Pointing the View
’INTO our modern age there’s a point of view creeping,’ writes an earnest young person who never studied mathematics long enough to reach geometry. If a point has no dimensions, what arrangements has it for creeping? A university dean recently had a more subtle idea, suggesting a beneficent dumdum bullet. ‘There is a kind of momentum about a point of view once mastered,’ he wrote, ‘which makes it go on developing in the mind.’ ‘A fuller and more balanced point of view’ is advocated by the New York Times; and dozens of well-meaning people tell us to broaden our point of view. Points of view have so magnified their office that no one nowadays attempts to adopt views, or express views; we merely take a point of view, or a ‘concrete standpoint,’ as one journalist advises, and we rest satisfied.
Trying to find out more about these necessities of life, we learn from a freshman discussing college traditions that ‘there are viewpoints which grow up in a place,’ whereat a literal-minded listener feels himself to be surveying the campus from something very like a toadstool. Plato’s American Republic has already informed us that ‘there are many points upon which it is excellent to camp, and chief among them the nature of the good.’ So we get back to the broad point of view so frequently mentioned. It may even be broad enough, if it is the nature of the good, to serve as ‘the home stretch toward the unattained’ of which a preacher recently told us.
During the early days of the war a woman mentioned to me that she was assembling her point of view. Many others were presumably busy at the same task, and when they finished the assembling they sat down in a way calculated to hold the mosaic together and to weld its various elements beyond breaking. The other day someone told me of buttressing his point of view by careful investigation. Not yet have I heard of an upholstered point of view, but I am only waiting; already we are treating the spot like a divan. The United States, according to the Foreign Policy Association, ‘bolstered the French viewpoint’ on disarmament in May 1929, and in doing so ‘paved the way for agreement.’ Would n’t ‘carpeted’ be a better term than ‘paved,’ especially as the whole thing was ‘on the carpet’? National points of view have often ‘clashed,’ in these international parleys, and there has often developed, between two opposing points of view, ‘a great deal of friction.’
The moving points of view beloved by writers of descriptive literature do not always creep; they are so likely to run away that their owners positively need to tether them. I have read of a person who ‘pursues his point of view with no thought of others’ welfare.’ The book reviewers have a special gift of noting the strange habits of points of view. One of them says of a certain author, ‘ He brings to his present undertaking a rich and racy point of view.’ And Struthers Burt tells us that ‘to write truthfully of pots, pans, rape, and gunmen in their relationship to universal sorrow requires the objectivity of a released viewpoint.’ A shifting point of view, even with its halter dangling, is, however, an easier conception to form than that suggested in the following passage from a recent magazine article: ’ It’s all right for every man to have his own viewpoint, but the danger lies in adopting a viewpoint the way a house adopts paint — by having someone lay it on.’

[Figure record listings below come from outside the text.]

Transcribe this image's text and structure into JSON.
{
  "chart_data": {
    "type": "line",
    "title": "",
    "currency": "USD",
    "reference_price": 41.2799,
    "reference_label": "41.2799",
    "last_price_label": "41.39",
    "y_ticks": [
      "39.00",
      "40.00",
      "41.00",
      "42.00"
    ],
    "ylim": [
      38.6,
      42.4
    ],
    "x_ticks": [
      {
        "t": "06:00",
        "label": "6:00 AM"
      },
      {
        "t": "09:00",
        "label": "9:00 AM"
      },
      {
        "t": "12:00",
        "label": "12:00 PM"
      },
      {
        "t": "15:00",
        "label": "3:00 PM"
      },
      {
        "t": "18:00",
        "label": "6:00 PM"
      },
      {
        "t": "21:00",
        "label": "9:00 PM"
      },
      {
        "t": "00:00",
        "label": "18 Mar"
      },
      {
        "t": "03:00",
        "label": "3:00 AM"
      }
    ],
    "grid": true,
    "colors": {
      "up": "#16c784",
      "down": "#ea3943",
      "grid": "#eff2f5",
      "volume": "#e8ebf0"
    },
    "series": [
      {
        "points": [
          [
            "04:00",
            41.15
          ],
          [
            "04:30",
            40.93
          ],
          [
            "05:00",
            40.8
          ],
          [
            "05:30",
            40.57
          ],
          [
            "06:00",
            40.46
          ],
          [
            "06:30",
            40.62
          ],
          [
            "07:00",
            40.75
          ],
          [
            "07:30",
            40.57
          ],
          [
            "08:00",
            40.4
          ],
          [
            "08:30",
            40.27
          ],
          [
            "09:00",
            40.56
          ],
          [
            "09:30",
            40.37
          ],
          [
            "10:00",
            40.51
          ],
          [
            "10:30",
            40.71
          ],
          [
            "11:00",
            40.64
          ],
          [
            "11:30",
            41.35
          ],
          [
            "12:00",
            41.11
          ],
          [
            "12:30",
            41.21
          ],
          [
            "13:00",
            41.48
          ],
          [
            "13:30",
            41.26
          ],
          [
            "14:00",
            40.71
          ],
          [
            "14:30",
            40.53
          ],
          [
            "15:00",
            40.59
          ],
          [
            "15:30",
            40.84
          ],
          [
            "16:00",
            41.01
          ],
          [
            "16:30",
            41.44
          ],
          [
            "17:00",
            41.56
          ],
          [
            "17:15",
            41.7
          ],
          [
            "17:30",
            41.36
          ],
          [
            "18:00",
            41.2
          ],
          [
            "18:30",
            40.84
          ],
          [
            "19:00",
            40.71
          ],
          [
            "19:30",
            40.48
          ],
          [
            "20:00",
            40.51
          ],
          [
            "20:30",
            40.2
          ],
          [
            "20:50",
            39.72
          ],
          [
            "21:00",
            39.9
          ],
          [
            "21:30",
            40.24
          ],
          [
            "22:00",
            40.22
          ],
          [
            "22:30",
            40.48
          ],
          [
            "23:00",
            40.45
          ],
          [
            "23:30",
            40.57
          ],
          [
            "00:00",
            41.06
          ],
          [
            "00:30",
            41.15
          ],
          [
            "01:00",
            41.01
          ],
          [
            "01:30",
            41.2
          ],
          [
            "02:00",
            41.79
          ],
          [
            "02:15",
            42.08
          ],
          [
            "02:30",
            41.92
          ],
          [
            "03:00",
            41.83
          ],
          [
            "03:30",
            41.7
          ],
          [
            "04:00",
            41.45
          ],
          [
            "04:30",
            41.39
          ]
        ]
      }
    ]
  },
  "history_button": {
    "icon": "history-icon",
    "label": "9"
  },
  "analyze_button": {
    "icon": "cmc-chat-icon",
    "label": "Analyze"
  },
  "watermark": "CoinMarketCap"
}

Perhaps these spacious and agile points of view, defying mathematical orthodoxy in their versatile performances, harmonize after all with the newer laws of physics and mathematics. After reading a few expositions of relativity, of the latest quantum theory, and of space-time, one no longer demurs when a radio fan remarks, ’I got a new point of view this morning, listening in. Just look at the education we get through our ears!’ Thinking of the first time I heard Big Ben telling the London hour to American listeners-in, I am ready to say that one does hear a new point of view every once in a while. This is a favorable moment for physics to tell us that our everyday world is as truly four-dimensional as any Utopian playground of H. G. Wells.
But still I feel a little uneasy about these points of view on which we perch so airily. From their vantage we look at something and everything in a way that commits us to nothing. Some such notion as this must lie behind the increasing vogue of the phrase. Naturally the phrase begins to seem weak, and one advertiser has already felt moved to proclaim that he is offering ‘ values powerfully interesting from any standpoint of view.’ We are tempted to reflect that, with the multiplying of points of view, less and less is seen from them.